Treating Retinoblastoma

Retinoblastoma is rare, so not many doctors other than those in specialty eye hospitals and major children’s cancer centers have much experience treating it. Children with retinoblastoma and their families have special needs that can best be met by these children’s cancer centers. These centers have teams of specialists who know about retinoblastoma and the unique needs of children with cancer. This gives the child the best chance for recovery and, if possible, keeping their sight.

If your child has retinoblastoma, be sure he or she is treated at a children’s cancer center that has expertise in treating children with this rare form of cancer. Ask about the services offered at your treatment center. Your child’s doctor or nurse can tell you what is available to help with any problems you or your child might have.

Children with retinoblastoma are treated by a team of doctors that often includes:

  • A pediatric ophthalmologist: a doctor who treats eye diseases in children
  • An ocular oncologist: a doctor (usually an ophthalmologist) who treats cancers of the eye
  • A pediatric oncologist: a doctor who treats children with cancer
  • A radiation oncologist: a doctor who treats cancer with radiation therapy

The team might also include other doctors, physician assistants (PAs), nurse practitioners (NPs), nurses, therapists, child psychologists, social workers, genetic counselors, and other professionals. Having a child go through cancer treatment often means meeting lots of specialists and learning about parts of the medical system you probably haven’t been exposed to before. For more information, see Children Diagnosed With Cancer: Understanding the Health Care System.

Once the cancer is found and the needed tests have been done, the cancer care team will discuss treatment options with you. It’s important to discuss all of the options as well as their possible side effects with your child’s doctors to help you make an informed decision. For a list of some questions to ask, see the section What Should You Ask Your Child’s Doctor About Retinoblastoma? Then add your own.

If time permits, it can often be helpful to get a second opinion if you have questions about the recommended plan (or if you just want to confirm this is the best option). This can give you more information and help you feel more confident about the treatment plan you choose. Check with your insurance provider about their policy on second opinions.

Treatment principles

The goals of treatment for retinoblastoma are:

  • To get rid of the cancer and save the child’s life
  • To save the eye if possible
  • To preserve as much vision as possible
  • To limit the risk of second cancers later in life, which can be caused by treatment, particularly in children with hereditary retinoblastoma

The most important factors that help determine treatment are:

  • Whether the tumor is just in one eye or both
  • How good the vision in the eye is
  • Whether the tumor has extended outside the eye

Overall, more than 9 in 10 children with retinoblastoma are cured. The chances of long-term survival are much better if the tumor has not spread outside the eye.

The main types of treatment for retinoblastoma are:

Sometimes more than one type of treatment may be used. The treatment options are based on the extent of the cancer and other factors.

Thinking about a clinical trial

Clinical trials are carefully controlled research studies that are done to get a closer look at promising new treatments or procedures. Clinical trials are one way to get state-of-the art cancer treatment. In some cases they may be the only way to get access to newer treatments. They are also the best way for doctors to learn better methods to treat cancer. Still, they are not right for everyone.

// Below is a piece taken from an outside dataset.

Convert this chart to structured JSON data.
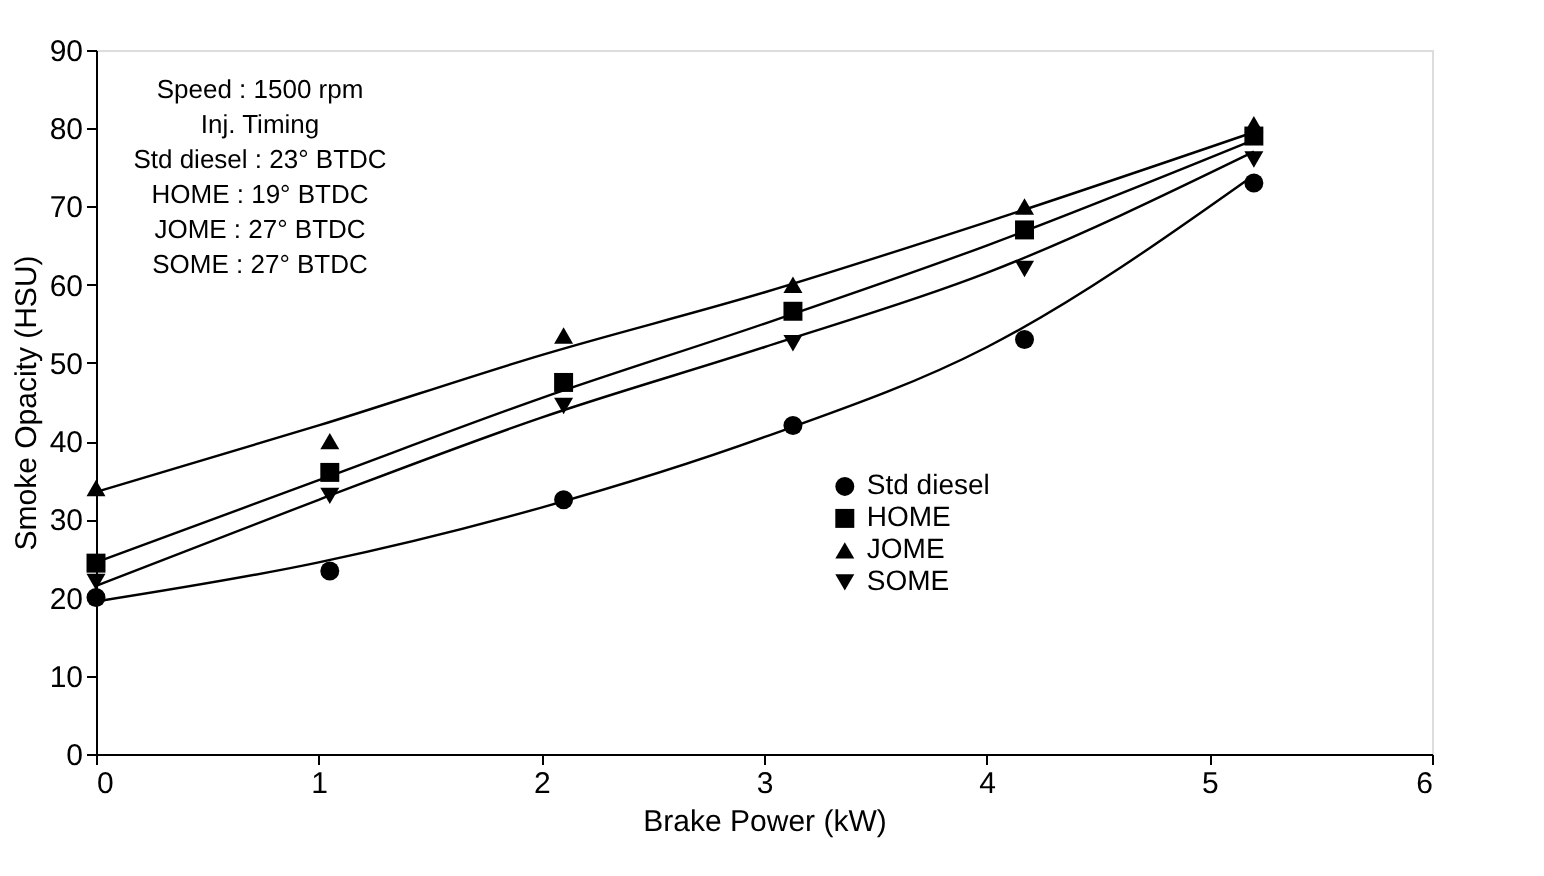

If you would like to learn more about clinical trials that might be right for your child, start by asking your doctor if your clinic or hospital conducts clinical trials. See Clinical Trials to learn more.

Considering complementary and alternative methods

You may hear about alternative or complementary methods that your doctor hasn’t mentioned to treat cancer or relieve symptoms. These methods can include vitamins, herbs, and special diets, or other methods such as acupuncture or massage, to name a few.

Complementary methods refer to treatments that are used along with your regular medical care. Alternative treatments are used instead of a doctor’s medical treatment. Although some of these methods might be helpful in relieving symptoms or helping you feel better, many have not been proven to work. Some might even be dangerous.

Be sure to talk to your child’s cancer care team about any method you are thinking about using. They can help you learn what is known (or not known) about the method, which can help you make an informed decision. See Complementary and Alternative Medicine to learn more.

Help getting through cancer treatment

The cancer care team will be your first source of information and support, but there are other resources for help when you need it. Hospital- or clinic-based support services are an important part of your child’s care. These might include nursing or social work services, financial aid, nutritional advice, rehab, or spiritual help.

The American Cancer Society also has programs and services – including rides to treatment, lodging, and more – to help you get through treatment. Call our National Cancer Information Center at 1-800-227-2345 and speak with one of our trained specialists.

The treatment information given here is not official policy of the American Cancer Society and is not intended as medical advice to replace the expertise and judgment of your cancer care team. It is intended to help you and your family make informed decisions, together with your doctor. Your doctor may have reasons for suggesting a treatment plan different from these general treatment options. Don't hesitate to ask him or her questions about your treatment options.